Luis Muñoz Fernández

El presente texto pretende ser la sexta parte y final de la serie “Evolución, enfermedad y muerte” que hemos venido escribiendo los cinco domingos anteriores… aunque con un título distinto.

Sarah Blaffer Hrdy es una antropóloga y primatóloga estadounidense que estudia las bases evolutivas de la conducta femenina, tanto en las mujeres como en las hembras de los primates no humanos. En su obra Madres y otros. Los orígenes evolutivos del entendimiento mutuo, señala lo siguiente:

“Tanto los biólogos como los antropólogos –que en los inicios eran primordialmente del sexo masculino– daban por sentado que la función de las mujeres era dar a luz y criar a los hijos del hombre. Desde esta perspectiva, las mujeres más allá de la edad reproductiva eran consideradas carentes de interés para sus estudios teóricos. Este prejuicio salía a la luz ocasionalmente en descripciones etnográficas donde las mujeres viejas eran tildadas de ‘físicamente repulsivas’ o ‘un estorbo’. Eran ridiculizadas como ‘viejos costales’ cuya conducta no valía la pena estudiar. Estos informes daban por hecho que en nuestro pasado evolutivo las mujeres posmenopáusicas se consideraban demasiado decrépitas y frágiles como para tener alguna utilidad. Cualquier evidencia demográfica o arqueológica que sugiriese otra cosa era desechada”.
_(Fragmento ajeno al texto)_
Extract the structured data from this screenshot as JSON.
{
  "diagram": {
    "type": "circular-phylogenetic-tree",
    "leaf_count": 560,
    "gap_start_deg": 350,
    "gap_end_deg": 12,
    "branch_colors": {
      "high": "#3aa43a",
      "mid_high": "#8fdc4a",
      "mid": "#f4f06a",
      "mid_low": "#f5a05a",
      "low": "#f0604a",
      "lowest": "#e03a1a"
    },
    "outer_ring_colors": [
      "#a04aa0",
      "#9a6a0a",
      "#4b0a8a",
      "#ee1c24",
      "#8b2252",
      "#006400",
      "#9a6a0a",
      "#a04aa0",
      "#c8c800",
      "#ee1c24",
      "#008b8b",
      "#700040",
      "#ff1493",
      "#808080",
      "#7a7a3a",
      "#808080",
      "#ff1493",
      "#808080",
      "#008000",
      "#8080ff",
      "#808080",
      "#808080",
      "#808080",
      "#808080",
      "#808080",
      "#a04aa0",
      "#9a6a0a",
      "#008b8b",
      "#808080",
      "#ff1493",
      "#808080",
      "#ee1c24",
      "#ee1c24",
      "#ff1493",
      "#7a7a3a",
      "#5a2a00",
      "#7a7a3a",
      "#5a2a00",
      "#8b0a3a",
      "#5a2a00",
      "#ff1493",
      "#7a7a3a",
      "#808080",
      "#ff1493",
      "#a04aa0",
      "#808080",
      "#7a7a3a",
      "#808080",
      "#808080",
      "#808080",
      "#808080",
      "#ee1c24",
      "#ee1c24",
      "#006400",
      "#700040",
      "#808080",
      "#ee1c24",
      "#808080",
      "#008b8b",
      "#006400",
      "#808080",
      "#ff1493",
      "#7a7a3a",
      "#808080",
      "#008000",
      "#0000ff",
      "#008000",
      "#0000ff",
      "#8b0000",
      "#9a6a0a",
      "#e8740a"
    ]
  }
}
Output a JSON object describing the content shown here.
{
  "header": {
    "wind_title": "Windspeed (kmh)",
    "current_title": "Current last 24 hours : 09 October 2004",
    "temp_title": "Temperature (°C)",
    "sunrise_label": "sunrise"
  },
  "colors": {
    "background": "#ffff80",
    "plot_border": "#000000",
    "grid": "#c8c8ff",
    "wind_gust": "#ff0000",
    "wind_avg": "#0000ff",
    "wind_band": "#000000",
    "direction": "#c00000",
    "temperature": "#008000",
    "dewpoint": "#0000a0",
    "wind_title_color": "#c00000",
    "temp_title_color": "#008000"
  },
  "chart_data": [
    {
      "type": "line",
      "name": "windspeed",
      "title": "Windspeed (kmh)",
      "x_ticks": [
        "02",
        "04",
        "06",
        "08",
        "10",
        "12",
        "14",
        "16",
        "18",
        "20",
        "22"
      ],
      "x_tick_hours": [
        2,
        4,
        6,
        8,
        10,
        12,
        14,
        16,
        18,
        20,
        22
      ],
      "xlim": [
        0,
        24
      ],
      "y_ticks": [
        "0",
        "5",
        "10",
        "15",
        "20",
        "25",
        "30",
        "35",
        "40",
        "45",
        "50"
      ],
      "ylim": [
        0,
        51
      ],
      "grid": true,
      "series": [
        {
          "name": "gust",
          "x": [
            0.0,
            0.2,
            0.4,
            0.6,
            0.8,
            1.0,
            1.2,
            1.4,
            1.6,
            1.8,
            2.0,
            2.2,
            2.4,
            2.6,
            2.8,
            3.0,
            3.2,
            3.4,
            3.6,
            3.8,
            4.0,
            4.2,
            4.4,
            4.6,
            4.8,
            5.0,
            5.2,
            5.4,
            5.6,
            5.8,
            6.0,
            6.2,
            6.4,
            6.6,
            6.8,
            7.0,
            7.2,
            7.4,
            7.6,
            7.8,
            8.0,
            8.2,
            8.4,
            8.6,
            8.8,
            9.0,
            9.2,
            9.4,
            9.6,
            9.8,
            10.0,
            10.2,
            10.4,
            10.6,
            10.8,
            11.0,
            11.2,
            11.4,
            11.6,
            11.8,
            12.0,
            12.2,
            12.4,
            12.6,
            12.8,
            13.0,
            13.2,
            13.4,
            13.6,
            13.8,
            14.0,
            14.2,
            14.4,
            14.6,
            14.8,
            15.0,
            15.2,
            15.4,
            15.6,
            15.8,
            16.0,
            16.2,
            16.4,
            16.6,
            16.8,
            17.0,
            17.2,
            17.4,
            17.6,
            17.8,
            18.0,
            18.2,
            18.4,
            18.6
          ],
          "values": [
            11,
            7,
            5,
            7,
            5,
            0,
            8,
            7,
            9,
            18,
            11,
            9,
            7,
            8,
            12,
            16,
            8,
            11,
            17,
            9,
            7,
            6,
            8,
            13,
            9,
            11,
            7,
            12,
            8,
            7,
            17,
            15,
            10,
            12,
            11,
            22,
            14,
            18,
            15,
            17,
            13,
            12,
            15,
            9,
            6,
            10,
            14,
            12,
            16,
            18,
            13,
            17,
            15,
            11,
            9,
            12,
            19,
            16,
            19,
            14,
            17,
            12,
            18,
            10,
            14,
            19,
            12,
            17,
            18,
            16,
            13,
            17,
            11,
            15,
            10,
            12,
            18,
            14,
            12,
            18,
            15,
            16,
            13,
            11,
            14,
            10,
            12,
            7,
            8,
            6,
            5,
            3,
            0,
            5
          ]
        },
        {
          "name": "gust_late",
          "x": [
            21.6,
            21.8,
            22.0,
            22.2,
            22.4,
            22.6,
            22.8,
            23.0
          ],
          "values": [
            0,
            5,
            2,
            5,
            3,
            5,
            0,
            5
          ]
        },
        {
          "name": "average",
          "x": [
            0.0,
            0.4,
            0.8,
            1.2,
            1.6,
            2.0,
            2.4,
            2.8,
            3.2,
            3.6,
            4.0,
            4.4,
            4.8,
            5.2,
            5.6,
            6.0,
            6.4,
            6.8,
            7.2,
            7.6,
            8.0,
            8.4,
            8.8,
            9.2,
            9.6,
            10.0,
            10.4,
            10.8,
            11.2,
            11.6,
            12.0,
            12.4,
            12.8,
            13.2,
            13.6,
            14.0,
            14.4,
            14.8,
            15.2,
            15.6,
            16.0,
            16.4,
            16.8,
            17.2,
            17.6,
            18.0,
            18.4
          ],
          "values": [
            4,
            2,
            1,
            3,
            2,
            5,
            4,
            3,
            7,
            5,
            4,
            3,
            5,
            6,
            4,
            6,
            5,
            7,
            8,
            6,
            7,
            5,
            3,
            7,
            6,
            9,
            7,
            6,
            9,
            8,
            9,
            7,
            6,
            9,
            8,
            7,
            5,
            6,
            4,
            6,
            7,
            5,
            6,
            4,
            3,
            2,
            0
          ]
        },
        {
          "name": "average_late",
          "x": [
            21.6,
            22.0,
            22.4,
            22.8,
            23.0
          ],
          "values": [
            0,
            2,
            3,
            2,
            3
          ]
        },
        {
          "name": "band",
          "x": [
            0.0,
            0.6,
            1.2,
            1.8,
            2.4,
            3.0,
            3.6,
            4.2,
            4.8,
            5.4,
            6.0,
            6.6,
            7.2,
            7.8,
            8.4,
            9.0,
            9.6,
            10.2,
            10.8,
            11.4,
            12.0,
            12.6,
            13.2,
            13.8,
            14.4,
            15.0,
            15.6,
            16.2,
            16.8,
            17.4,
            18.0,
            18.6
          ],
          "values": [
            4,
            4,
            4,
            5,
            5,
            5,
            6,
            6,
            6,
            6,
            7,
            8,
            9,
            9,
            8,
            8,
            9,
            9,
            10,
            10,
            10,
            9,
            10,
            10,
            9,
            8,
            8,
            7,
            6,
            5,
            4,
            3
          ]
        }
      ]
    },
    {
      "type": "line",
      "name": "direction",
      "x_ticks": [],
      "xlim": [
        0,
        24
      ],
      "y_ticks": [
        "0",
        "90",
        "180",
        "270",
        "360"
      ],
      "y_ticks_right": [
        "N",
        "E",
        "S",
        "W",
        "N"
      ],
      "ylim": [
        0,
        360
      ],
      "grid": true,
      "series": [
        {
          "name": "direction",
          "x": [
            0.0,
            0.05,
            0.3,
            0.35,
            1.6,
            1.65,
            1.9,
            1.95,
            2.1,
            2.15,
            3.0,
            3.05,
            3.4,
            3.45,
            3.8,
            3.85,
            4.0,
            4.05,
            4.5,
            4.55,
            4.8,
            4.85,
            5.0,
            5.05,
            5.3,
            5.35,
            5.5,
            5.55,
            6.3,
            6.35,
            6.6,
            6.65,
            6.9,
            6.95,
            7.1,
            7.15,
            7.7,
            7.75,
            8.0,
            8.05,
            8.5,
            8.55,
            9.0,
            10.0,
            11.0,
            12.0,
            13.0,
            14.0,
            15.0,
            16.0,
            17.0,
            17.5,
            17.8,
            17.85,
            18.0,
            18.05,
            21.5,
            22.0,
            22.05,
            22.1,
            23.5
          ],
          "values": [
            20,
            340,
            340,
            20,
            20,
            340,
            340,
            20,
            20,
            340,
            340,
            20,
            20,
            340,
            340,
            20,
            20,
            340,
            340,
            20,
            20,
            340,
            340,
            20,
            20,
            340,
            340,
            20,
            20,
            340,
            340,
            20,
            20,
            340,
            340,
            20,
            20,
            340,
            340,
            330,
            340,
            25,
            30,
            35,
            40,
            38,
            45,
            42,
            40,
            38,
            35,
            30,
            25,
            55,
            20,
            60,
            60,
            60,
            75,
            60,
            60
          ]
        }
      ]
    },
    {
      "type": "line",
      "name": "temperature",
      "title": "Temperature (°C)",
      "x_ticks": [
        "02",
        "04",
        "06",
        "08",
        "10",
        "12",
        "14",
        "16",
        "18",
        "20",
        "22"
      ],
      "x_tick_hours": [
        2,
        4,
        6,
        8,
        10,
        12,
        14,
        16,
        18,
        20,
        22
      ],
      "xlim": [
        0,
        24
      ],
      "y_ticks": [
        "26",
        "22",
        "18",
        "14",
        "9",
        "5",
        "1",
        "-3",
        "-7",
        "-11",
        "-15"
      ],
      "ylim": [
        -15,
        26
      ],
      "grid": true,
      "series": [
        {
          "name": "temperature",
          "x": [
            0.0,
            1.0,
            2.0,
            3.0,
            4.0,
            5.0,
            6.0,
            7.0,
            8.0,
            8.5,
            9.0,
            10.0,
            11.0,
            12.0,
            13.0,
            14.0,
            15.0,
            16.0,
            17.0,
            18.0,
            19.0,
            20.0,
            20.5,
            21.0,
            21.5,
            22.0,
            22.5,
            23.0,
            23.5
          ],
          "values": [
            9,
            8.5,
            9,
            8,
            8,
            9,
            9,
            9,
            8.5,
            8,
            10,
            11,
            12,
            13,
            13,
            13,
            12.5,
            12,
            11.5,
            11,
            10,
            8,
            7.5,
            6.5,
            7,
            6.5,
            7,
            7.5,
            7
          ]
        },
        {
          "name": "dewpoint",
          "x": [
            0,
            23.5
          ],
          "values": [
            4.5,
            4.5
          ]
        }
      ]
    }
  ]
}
Hoy pensamos diferente. Los abuelos no sólo son depositarios de la memoria colectiva, sino que son una fuente de experiencia vital muy valiosa, que puede ofrecernos soluciones a los problemas que enfrentamos todos los días y brindarnos una visión más serena y equilibrada sobre lo que ocurre a nuestro alrededor.

También desde el punto de vista científico se ha modificado lo mencionado por Sarah Hrdy. En la segunda parte de esta serie citamos a María Martinón-Torres, médica y paleontóloga gallega, y prometimos volver a sus ideas. En su Homo imperfectus. ¿Por qué seguimos enfermando a pesar de la evolución?, señala que somos una especie con una longevidad excepcional. En comparación con los primates más cercanos (chimpancés, gorilas y orangutanes), tenemos una esperanza de vida que supera en promedio dos décadas a la de ellos.

Empezamos a reproducirnos más tarde que los simios, aunque dejamos de hacerlo a una edad similar. A diferencia de lo que les sucede a las simias, el cese de la función reproductiva en las mujeres es abrupto, mientras que la función del resto de nuestros órganos decae lentamente. “Es como si la aparición de la menopausia estuviese sujeta a unos mecanismos particulares diferentes del ‘desgaste’ asociado con la edad. La pregunta es: ¿para qué vivir tanto si ya no se van a aportar más hijos?

La respuesta se conoce como la ‘hipótesis de la abuela’, propuesta por los antropólogos estadounidenses James O’Connell y Kristen Hawkes. Las abuelas dedicarían sus esfuerzos a garantizar la supervivencia de los hijos y, a la vez, de los nietos. Estos antropólogos demostraron que en poblaciones cazadoras-recolectoras no tener abuela puede significar hasta un 40% menos de supervivencia para los nietos. La selección natural habría favorecido el cese prematuro de la fertilidad en las mujeres para que se convirtiesen en abuelas protectoras cuya influencia redujese la mortalidad infantil significativamente.

Martinón-Torres afirma: “Hay un valor añadido a la contribución que los mayores hacen al éxito de nuestra especie y ese valor es de tal magnitud que la evolución ha favorecido la longevidad en aquellos grupos en los que los individuos son muy dependientes”. Y los humanos lo somos.

Por eso, este domingo 28 de agosto de 2022 decimos: ¡larga vida a las abuelas y los abuelos!